Maggie B: A Rose from Portland’s Garden

She is beauty, She is grace. She is Portland’s Rose festival princess. Since 1907, Portland has celebrated 13 extraordinary women from a diverse array of high schools, to create a court of representatives for the city of Portland. What began as a huge affair in which every single senior girl from participating high schools had to audition, the court has become much more competitive and limited to juniors and senior girls who excel in a variety of areas such as academics and extracurriculars. Every year, the Rose Court requires these girls to go through a rigorous application process that is designed to glean the best of the best. And this year Maggie Beutler emerged from Wilson’s competition victorious.

When Beutler decided to run for Rose Court, it was not a spur of the moment decision. Since her freshman year, she has looked on as upperclassmen competed for the coveted spot to represent their school. “I saw the first Rose Court assembly, and I figured I really really want to do that, and I can do that.”And each year, she waited for her chance to be in their spot. This year had been her chance to meet some wonderful new people and make memories she would never forget, and she took it. And with a killer speech and long and impressive resume, she won the hearts of the judges and Wilson High, joining the select group of brilliant princesses who came before her.

But it’s not only the winners Beutler’s interested in. Every year she was adamant to do one thing: learn every participant’s name. For Beutler, the people who didn’t win matter just as much, if not even more, than the winner. “I always think that’s really important to remember not only the people who won, but who ran [as well], because [the Rose Court] is about everyone” she said. This is a huge feat, considering most people often only focus on the winner: Not due to harsh intentions, but because it it is the star that most often catches their eye.

Although Beutler had the chance to run her junior year, she says senior year was the better time. “I didn’t really know what to do with my time left here at Wilson, and I thought to myself, “What more is there?” And when Rose Court came along, I knew that was something to strive for and look forward to.” But she credits the Rose Court for more than just an opportunity to excel. “It kind of gave me my spark back [after the initial senior slump] and helped me feel like myself again.” Not only had the court revamped her motivation, but it had transferred to other parts of her life as well, helping her succeed in multiple ways. There was a new found drive in Beutler, one that was very apparent in her tennis matches and volunteering efforts. And to her, that was the sweetest part of the deal.

Another factor that contributed to her happiness in becoming a princess was the diversity of the Court. This year’s princesses were one of the most unique, showcasing Oregon’s diverse population properly for the first time. As an Asian American and Person of Color, this was something that was very important to her. “We chose to run because we didn’t see role models or any representation of ourselves. We had to be trailblazers”, she said. Not only would these young women be those role models for themselves, but for all the little girls who came after them. They all push each other to be successful, supportive and loving of one another,proving Beutler’s statement that “Victory wasn’t because of our race or color, [but] because of our hard work, determination, and courage.”

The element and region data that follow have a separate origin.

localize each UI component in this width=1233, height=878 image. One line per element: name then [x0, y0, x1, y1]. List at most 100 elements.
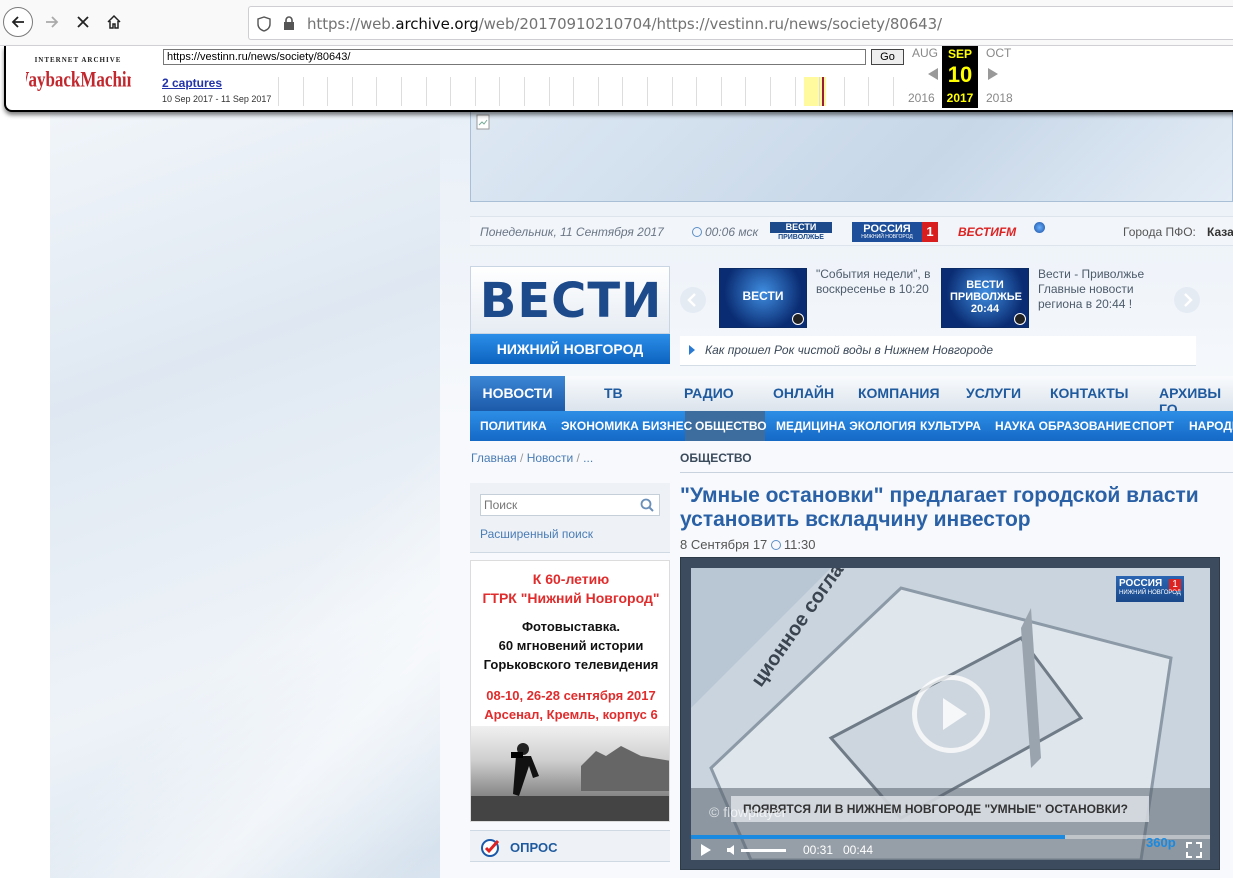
sparkline-tick [794, 77, 796, 106]
current-year: 2017 [946, 91, 974, 105]
captures-range: 10 Sep 2017 - 11 Sep 2017 [162, 94, 272, 104]
subnav-medicine[interactable]: МЕДИЦИНА ЭКОЛОГИЯ [776, 419, 916, 433]
wayback-go-button[interactable]: Go [871, 49, 904, 65]
video-current-time: 00:31 [803, 843, 834, 857]
vesti-fm-logo[interactable]: ВЕСТИFM [958, 222, 1046, 242]
globe-icon [1034, 222, 1045, 233]
breadcrumb-more[interactable]: ... [583, 451, 593, 465]
poll-panel[interactable]: ОПРОС [470, 830, 670, 862]
subnav-society[interactable]: ОБЩЕСТВО [695, 419, 767, 433]
subnav-science[interactable]: НАУКА ОБРАЗОВАНИЕ [995, 419, 1131, 433]
poster-line: 60 мгновений истории [498, 638, 644, 653]
promo-text-2[interactable]: Вести - Приволжье Главные новости регион… [1038, 267, 1158, 312]
promo-thumb-1[interactable]: ВЕСТИ [719, 268, 807, 328]
home-button[interactable] [99, 7, 129, 37]
vesti-privolzhye-logo[interactable]: ВЕСТИ ПРИВОЛЖЬЕ [770, 222, 832, 242]
play-button[interactable] [701, 844, 711, 856]
ticker-text[interactable]: Как прошел Рок чистой воды в Нижнем Новг… [705, 343, 993, 357]
subnav-sport[interactable]: СПОРТ [1132, 419, 1174, 433]
subnav-politics[interactable]: ПОЛИТИКА [480, 419, 547, 433]
prev-month[interactable]: AUG [912, 46, 938, 60]
nav-radio[interactable]: РАДИО [684, 385, 734, 401]
svg-text:WaybackMachine: WaybackMachine [26, 67, 131, 92]
shield-icon[interactable] [257, 16, 271, 32]
subnav-people[interactable]: НАРОДН [1189, 419, 1233, 433]
nav-services[interactable]: УСЛУГИ [966, 385, 1021, 401]
breadcrumb-home[interactable]: Главная [471, 451, 517, 465]
sparkline-tick [770, 77, 771, 106]
date-bar: Понедельник, 11 Сентября 2017 00:06 мск … [470, 216, 1233, 246]
video-frame[interactable]: ционное соглашение РОССИЯ 1 НИЖНИЙ НОВГО… [691, 568, 1210, 860]
poll-label: ОПРОС [510, 840, 558, 855]
carousel-prev-button[interactable] [680, 287, 706, 313]
flowplayer-watermark[interactable]: © flowplayer [709, 804, 786, 820]
section-title: ОБЩЕСТВО [680, 451, 752, 465]
sub-nav: ПОЛИТИКА ЭКОНОМИКА БИЗНЕС ОБЩЕСТВО МЕДИЦ… [470, 411, 1233, 441]
next-arrow-icon[interactable] [986, 67, 1000, 81]
sparkline-tick [302, 77, 304, 106]
next-year[interactable]: 2018 [986, 91, 1013, 105]
next-month[interactable]: OCT [986, 46, 1011, 60]
nav-tv[interactable]: ТВ [604, 385, 623, 401]
subnav-economy[interactable]: ЭКОНОМИКА БИЗНЕС [561, 419, 692, 433]
broken-image-icon [476, 114, 490, 130]
search-icon[interactable] [640, 498, 654, 512]
sparkline-tick [278, 77, 279, 106]
wayback-logo[interactable]: INTERNET ARCHIVE WaybackMachine [26, 54, 131, 94]
volume-icon[interactable] [726, 843, 740, 857]
nav-company[interactable]: КОМПАНИЯ [858, 385, 940, 401]
exhibition-poster[interactable]: К 60-летию ГТРК "Нижний Новгород" Фотовы… [470, 560, 670, 822]
fullscreen-icon[interactable] [1186, 842, 1202, 858]
close-icon [77, 16, 89, 28]
promo-text-1[interactable]: "События недели", в воскресенье в 10:20 [816, 267, 938, 297]
news-ticker[interactable]: Как прошел Рок чистой воды в Нижнем Новг… [680, 336, 1196, 366]
vesti-main-logo[interactable]: ВЕСТИ НИЖНИЙ НОВГОРОД [470, 266, 670, 364]
stop-button[interactable] [68, 7, 98, 37]
top-banner [470, 112, 1233, 202]
sparkline-tick [474, 77, 476, 106]
nav-contacts[interactable]: КОНТАКТЫ [1050, 385, 1128, 401]
capture-sparkline[interactable] [278, 77, 908, 106]
sparkline-tick [524, 77, 525, 106]
poster-line: Горьковского телевидения [483, 657, 659, 672]
logo-title: ВЕСТИ [479, 273, 663, 329]
logo-top: ВЕСТИ [470, 266, 670, 334]
home-icon [107, 14, 121, 29]
captures-link[interactable]: 2 captures [162, 76, 222, 90]
sparkline-tick [327, 77, 329, 106]
wayback-url-input[interactable] [163, 49, 866, 65]
subnav-culture[interactable]: КУЛЬТУРА [920, 419, 981, 433]
address-bar[interactable]: https://web.archive.org/web/201709102107… [248, 6, 1233, 40]
wayback-calendar: AUG OCT 2016 2018 SEP 10 2017 [906, 46, 1016, 108]
play-triangle [943, 698, 967, 730]
article-title: "Умные остановки" предлагает городской в… [680, 484, 1199, 531]
lock-icon[interactable] [283, 16, 295, 31]
prev-year[interactable]: 2016 [908, 91, 935, 105]
volume-slider[interactable] [741, 849, 786, 852]
nav-news[interactable]: НОВОСТИ [470, 376, 565, 411]
sparkline-tick [499, 77, 501, 106]
current-month: SEP [947, 47, 972, 61]
video-player[interactable]: ционное соглашение РОССИЯ 1 НИЖНИЙ НОВГО… [680, 557, 1220, 870]
promo-thumb-2[interactable]: ВЕСТИ ПРИВОЛЖЬЕ 20:44 [941, 268, 1029, 328]
chevron-left-icon [687, 293, 696, 307]
sparkline-tick [597, 77, 599, 106]
video-duration: 00:44 [843, 843, 874, 857]
poster-line: 08-10, 26-28 сентября 2017 [486, 688, 656, 703]
sparkline-tick [868, 77, 870, 106]
back-button[interactable] [3, 7, 33, 37]
russia1-logo[interactable]: РОССИЯ НИЖНИЙ НОВГОРОД 1 [852, 222, 938, 242]
nav-online[interactable]: ОНЛАЙН [773, 385, 834, 401]
sparkline-tick [745, 77, 747, 106]
cities-link[interactable]: Каза [1207, 225, 1233, 239]
prev-arrow-icon[interactable] [926, 67, 940, 81]
forward-button[interactable] [37, 7, 67, 37]
sparkline-tick [647, 77, 648, 106]
breadcrumb-news[interactable]: Новости [527, 451, 573, 465]
url-text: https://web.archive.org/web/201709102107… [307, 15, 943, 33]
advanced-search-link[interactable]: Расширенный поиск [480, 527, 593, 541]
carousel-next-button[interactable] [1174, 287, 1200, 313]
quality-selector[interactable]: 360p [1146, 835, 1176, 850]
back-arrow-icon [11, 16, 24, 28]
search-input[interactable] [480, 494, 660, 516]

But her point speaks for itself. Beutler’s drive is obvious from the moment you meet her. She is involved in many extracurricular activities, most notably Discovery Theatre, a program her friend created for kids in the foster care system. She’s also passionate about photography and theatre in general, often writing and directing as a young professional at the Oregon Children’s Theatre. Also a Peer Counselor and one of the senior captains for Women’s Varsity Tennis, Beutler had her hands full juggling these activities and a rigorous academic schedule.

Yet every princess on the court this year holds a similar resume: a demanding schedule, multiple extracurriculars, and sports. But that is not all. Beutler and all the princesses this year have a shine from within, each eager to leave her mark on the world and leave it a better place. And that is what makes them all extremely special.